Menteri itu diangkat dan diberhentikan oleh oleh Presiden. Demikian UUD
‘45 pasal 17 ayat 2 menyatakan dengan jelas. Jadi kalau beberapa artikel
di Kompasiana ini berargumen bahwa PKS harus segera memberhantikan
menterinya, apa landasan hukumnya? Karena jadi menteri atau berhenti
menjadi menteri itu bukan lagi urusan partai. Terlebih menteri-menteri
dari PKS tidak ada yang menjabat sebagai ketua partai.
“Jadi semestinya PKS tidak perlu disuruh-suruh tarik menterinya. Silakan
Presiden gunakan hak prerogatifnya,” demikian HNW menyampaikan.
Sejak awal buat PKS sudah jelas, bahwa soal menteri itu urusannya
eksekutif. Semua menteri PKS itu sudah diserahkan dari PKS kepada
Presiden. Menjadi anak buahnya Presiden. Bahkan mereka semua tidak lagi
ada jabatan dalam kepartaian yang bisa membuat mereka bingung ketika
partainya menjalankan amanah sebagai legislatif.
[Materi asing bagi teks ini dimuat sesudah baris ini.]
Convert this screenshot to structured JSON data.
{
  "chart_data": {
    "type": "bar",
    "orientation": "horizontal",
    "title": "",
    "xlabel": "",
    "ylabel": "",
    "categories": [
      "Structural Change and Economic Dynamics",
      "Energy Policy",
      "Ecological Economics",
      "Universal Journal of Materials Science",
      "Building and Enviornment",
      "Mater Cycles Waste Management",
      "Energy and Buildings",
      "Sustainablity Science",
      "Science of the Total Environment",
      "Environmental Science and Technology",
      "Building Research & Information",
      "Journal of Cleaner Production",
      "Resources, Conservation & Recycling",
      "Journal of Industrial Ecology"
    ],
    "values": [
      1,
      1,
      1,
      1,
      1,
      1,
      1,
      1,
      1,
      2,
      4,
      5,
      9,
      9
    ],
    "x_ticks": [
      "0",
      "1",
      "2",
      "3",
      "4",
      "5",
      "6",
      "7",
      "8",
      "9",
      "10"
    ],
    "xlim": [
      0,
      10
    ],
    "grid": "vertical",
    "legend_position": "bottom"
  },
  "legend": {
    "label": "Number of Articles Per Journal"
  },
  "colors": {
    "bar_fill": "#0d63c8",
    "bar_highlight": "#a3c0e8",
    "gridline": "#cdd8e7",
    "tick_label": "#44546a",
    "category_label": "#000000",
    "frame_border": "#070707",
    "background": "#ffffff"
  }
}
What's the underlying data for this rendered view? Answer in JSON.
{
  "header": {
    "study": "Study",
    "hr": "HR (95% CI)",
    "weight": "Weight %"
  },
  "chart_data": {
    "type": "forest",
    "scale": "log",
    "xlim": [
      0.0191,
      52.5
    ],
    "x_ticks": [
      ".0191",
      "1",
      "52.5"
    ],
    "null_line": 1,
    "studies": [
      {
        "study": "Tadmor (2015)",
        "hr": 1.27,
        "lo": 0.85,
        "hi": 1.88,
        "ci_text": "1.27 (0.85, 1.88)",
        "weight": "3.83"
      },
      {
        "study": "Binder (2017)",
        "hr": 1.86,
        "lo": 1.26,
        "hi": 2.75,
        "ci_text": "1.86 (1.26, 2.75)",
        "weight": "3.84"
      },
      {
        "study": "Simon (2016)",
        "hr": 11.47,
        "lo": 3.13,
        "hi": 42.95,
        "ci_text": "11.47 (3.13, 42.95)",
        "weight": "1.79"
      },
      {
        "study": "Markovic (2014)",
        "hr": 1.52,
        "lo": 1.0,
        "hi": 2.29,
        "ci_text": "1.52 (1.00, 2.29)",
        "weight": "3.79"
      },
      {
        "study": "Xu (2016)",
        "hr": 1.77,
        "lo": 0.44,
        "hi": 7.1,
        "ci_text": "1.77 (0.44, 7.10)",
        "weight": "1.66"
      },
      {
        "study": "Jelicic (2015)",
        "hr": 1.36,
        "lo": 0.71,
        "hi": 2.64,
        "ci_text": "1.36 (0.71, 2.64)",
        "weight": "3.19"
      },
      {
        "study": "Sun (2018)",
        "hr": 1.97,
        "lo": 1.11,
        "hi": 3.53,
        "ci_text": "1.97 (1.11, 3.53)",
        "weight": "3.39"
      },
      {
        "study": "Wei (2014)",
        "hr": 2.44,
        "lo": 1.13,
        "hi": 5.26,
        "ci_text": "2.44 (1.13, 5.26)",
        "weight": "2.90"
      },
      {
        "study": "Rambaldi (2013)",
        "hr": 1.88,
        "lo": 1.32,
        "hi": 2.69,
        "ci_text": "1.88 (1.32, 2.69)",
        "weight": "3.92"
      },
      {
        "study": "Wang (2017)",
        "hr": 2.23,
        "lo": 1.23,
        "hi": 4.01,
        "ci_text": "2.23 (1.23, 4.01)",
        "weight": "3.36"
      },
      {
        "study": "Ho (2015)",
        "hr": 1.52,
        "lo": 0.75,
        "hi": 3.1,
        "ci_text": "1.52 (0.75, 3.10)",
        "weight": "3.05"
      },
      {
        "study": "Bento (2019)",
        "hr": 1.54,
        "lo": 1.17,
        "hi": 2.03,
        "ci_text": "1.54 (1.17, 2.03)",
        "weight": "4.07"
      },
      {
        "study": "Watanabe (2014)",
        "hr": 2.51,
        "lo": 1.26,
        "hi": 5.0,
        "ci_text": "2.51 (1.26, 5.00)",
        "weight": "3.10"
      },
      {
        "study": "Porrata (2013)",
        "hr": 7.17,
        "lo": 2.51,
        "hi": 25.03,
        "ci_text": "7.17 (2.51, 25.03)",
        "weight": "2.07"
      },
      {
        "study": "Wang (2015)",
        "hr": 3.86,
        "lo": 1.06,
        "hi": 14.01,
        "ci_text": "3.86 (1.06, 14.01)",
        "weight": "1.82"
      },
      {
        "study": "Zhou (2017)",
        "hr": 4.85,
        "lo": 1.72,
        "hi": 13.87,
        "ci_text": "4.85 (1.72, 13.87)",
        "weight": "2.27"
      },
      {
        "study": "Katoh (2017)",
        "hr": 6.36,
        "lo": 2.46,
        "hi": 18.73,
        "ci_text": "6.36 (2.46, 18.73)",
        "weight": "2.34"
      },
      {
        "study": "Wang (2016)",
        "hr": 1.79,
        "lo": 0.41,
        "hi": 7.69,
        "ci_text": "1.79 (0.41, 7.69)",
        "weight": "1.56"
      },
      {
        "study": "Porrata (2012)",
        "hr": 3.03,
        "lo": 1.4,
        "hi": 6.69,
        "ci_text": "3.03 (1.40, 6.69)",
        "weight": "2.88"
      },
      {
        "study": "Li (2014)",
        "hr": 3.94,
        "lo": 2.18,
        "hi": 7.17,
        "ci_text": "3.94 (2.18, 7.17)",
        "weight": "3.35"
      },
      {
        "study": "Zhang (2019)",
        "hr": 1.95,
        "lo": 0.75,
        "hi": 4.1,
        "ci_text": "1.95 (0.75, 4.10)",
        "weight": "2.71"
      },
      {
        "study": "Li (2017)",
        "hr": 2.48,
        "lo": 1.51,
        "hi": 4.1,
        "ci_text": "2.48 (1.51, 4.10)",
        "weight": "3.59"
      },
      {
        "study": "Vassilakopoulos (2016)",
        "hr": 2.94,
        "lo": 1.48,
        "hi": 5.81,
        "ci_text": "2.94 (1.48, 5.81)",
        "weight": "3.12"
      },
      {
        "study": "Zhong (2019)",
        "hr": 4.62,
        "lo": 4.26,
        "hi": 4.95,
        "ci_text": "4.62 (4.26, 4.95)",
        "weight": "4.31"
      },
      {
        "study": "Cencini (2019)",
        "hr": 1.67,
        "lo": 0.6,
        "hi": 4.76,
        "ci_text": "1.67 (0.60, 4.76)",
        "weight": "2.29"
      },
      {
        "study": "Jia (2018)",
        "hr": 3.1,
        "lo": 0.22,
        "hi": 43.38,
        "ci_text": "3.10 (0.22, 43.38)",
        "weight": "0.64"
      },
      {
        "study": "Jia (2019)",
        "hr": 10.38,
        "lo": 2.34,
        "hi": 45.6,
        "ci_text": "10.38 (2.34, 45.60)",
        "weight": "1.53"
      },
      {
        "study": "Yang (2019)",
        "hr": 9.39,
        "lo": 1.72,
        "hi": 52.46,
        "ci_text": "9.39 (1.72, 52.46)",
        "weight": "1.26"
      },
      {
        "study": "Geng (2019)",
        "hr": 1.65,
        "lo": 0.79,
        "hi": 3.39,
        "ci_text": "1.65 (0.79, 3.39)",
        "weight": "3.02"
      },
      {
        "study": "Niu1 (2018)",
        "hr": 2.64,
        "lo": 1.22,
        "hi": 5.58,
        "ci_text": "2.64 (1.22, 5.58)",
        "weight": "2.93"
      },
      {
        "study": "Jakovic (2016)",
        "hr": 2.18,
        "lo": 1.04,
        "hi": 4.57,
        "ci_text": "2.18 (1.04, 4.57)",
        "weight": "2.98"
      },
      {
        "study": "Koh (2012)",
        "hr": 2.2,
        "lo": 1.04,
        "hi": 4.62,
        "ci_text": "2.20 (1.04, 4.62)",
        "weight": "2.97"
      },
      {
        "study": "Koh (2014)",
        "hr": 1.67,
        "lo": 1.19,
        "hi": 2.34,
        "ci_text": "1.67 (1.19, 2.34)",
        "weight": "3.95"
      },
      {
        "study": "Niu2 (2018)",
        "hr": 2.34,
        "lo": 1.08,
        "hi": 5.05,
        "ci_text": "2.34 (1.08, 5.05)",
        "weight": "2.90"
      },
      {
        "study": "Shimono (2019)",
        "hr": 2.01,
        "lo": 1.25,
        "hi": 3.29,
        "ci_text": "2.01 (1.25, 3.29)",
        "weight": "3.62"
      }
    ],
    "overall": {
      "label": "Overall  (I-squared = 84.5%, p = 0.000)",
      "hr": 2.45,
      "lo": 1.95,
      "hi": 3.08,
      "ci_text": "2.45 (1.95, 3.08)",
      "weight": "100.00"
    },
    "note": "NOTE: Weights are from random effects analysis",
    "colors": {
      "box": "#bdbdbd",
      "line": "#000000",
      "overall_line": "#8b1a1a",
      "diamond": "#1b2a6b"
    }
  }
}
Sehingga tatanan bernegara yang dibangun bisa tetap tegak berdiri sesuai
fungsi dan peran masing-masing. Ketika berhadapan dengan urusan
eksekutif, silakan jalankan secara professional sebagai seorang
eksekutif yang memang memiliki keahlian pada bidangnya. Tugaskan menteri
tersebut sesuai tupoksinya dan berhentikan bila kerjanya tidak masuk
dalam kriteria penilaian atau melanggar hukum.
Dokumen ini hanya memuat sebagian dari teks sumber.